Magical Thinking

One of the things I find most dismaying about the current political and cultural climate is the utter disdain for facts among some people. If a fact is inconvenient, just lie and say things are the way you want them to be.

Put more charitably, this is “magical thinking”. The fact of asserting something will make it so, or that if you can convince enough people, saying something is so will make it so. I find it maddening.

To be fair, there are times when magical thinking does in fact, work. It’s most effective when it’s directed at human efforts, because of the self-fulfilling prophecy effect. If people believe something is so, they will work to make it happen. Over and over again, when you read about how something was done, you read that “If we had known how difficult this would be, we would have never done it” Or you see the person who fails because they gave up on themselves.

Steve Jobs was a notable magical thinker. He was able to envision how things would be, and had a “reality distortion field” to make others believe along with him. The original Macintosh was built partly on magical thinking — for both good and bad.
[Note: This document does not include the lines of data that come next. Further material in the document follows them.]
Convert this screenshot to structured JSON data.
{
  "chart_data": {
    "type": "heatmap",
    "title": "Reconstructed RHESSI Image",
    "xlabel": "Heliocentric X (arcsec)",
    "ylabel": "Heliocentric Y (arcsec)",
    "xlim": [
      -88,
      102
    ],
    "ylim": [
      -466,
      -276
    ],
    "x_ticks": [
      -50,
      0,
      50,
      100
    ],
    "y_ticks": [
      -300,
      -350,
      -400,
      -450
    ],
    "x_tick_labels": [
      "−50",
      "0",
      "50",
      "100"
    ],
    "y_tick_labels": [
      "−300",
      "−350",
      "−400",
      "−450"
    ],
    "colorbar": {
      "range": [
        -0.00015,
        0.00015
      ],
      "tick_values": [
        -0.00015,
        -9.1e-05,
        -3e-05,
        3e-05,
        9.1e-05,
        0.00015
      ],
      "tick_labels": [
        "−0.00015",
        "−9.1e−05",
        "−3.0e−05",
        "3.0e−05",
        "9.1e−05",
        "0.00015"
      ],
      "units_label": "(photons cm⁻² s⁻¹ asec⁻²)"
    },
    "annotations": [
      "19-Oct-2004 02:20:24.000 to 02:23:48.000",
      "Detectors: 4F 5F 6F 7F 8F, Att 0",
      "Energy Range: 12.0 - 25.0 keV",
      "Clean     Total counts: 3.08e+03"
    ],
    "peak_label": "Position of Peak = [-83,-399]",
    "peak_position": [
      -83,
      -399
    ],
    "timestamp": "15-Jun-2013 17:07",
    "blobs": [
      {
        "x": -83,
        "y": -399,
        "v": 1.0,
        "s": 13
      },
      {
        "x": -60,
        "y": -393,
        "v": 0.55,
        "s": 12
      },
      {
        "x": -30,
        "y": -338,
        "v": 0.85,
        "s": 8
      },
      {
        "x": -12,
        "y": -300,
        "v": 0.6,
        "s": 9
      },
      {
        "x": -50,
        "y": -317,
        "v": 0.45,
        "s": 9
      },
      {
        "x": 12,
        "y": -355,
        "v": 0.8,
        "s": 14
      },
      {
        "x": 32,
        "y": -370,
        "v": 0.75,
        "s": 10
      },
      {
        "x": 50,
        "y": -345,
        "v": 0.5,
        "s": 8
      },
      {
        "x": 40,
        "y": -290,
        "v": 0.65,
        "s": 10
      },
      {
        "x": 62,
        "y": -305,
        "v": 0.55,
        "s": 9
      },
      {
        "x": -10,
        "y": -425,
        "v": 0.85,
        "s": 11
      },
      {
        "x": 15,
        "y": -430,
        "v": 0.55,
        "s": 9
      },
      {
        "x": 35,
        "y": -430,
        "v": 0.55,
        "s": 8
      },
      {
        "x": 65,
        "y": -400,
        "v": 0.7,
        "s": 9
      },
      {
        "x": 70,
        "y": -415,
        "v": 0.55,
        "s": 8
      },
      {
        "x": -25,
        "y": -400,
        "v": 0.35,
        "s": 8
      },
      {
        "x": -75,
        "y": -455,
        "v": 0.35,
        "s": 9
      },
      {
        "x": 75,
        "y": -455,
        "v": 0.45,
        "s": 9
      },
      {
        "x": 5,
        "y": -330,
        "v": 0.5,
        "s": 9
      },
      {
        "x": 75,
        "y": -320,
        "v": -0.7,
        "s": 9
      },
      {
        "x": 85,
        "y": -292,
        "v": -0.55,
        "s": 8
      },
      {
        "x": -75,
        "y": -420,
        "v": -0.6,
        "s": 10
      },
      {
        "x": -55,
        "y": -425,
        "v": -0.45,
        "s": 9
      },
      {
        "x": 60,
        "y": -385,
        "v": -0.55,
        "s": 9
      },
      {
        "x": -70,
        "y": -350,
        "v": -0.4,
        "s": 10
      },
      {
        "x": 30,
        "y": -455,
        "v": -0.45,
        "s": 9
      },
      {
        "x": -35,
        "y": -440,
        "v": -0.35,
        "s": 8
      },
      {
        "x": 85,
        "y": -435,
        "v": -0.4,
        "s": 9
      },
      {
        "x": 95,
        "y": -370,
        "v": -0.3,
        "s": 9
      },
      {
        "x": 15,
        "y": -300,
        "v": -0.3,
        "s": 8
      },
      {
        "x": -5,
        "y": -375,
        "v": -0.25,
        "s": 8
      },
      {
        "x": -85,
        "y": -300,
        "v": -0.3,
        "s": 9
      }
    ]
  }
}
On the plus side of the ledger, he was able to get his team working 80 hours a week to create the first semi-affordable graphical user interface. On the other side, the original Mac only had 128 KB of memory, a laughably small amount of space for the work the computer had to do, because Jobs insisted on it. Within 6 months Apple had to admit it wasn’t enough, and released a Mac with somewhat more memory.

More critically, the physical world doesn’t believe in our magic. Thinking something will become so when it isn’t, doesn’t help with things like viruses or cancers or the atmosphere. When Jobs first found out about his cancer, he insisted on trying diet based remedies, despite the urgent advice from his doctors that surgery was needed. By the time he agreed, the surgery was too late, and his cancer had spread.

Magical thinking won’t make climate change go away. There has been pretty good scientific consensus about what’s going on for a couple of decades. I remember Isaac Asimov writing about it over three decades ago. The world is getting warmer, on average, than it was. Fall lasts longer into winter, and springs — not every spring, but on average — have been coming earlier. What we’re seeing aligns well with predicted models, and we need to accept that the climate is changing, and that the seas are rising.

Mitigation work, on the other hand, probably would respond to magical thinking. It’s unclear what it would take to update infrastructure to take the rise in sea level into account; a “can-do” attitude would help.

Magical thinking won’t make the corona virus go away. The virus doesn’t know or care what people believe, it just wants a host to infect. It’s just as contagious whether you think it is or not, and the effects on any one person are a crapshoot. Some people, will feel crummy for a couple of days. Some people will be respiratory cripples for a long time. And some people it will kill.

With that in mind, I think it’s really foolish and stupid and selfish not to take the warnings about social distancing seriously. We know it’s crazy contagious, and we know it kills. To believe otherwise just because it’s what we want to believe is magical thinking, and magical thinking doesn’t work with the physical world, and not recognizing that is the peak and pinnacle of stupidity. It angers me immensely that this country has so many stupid fools.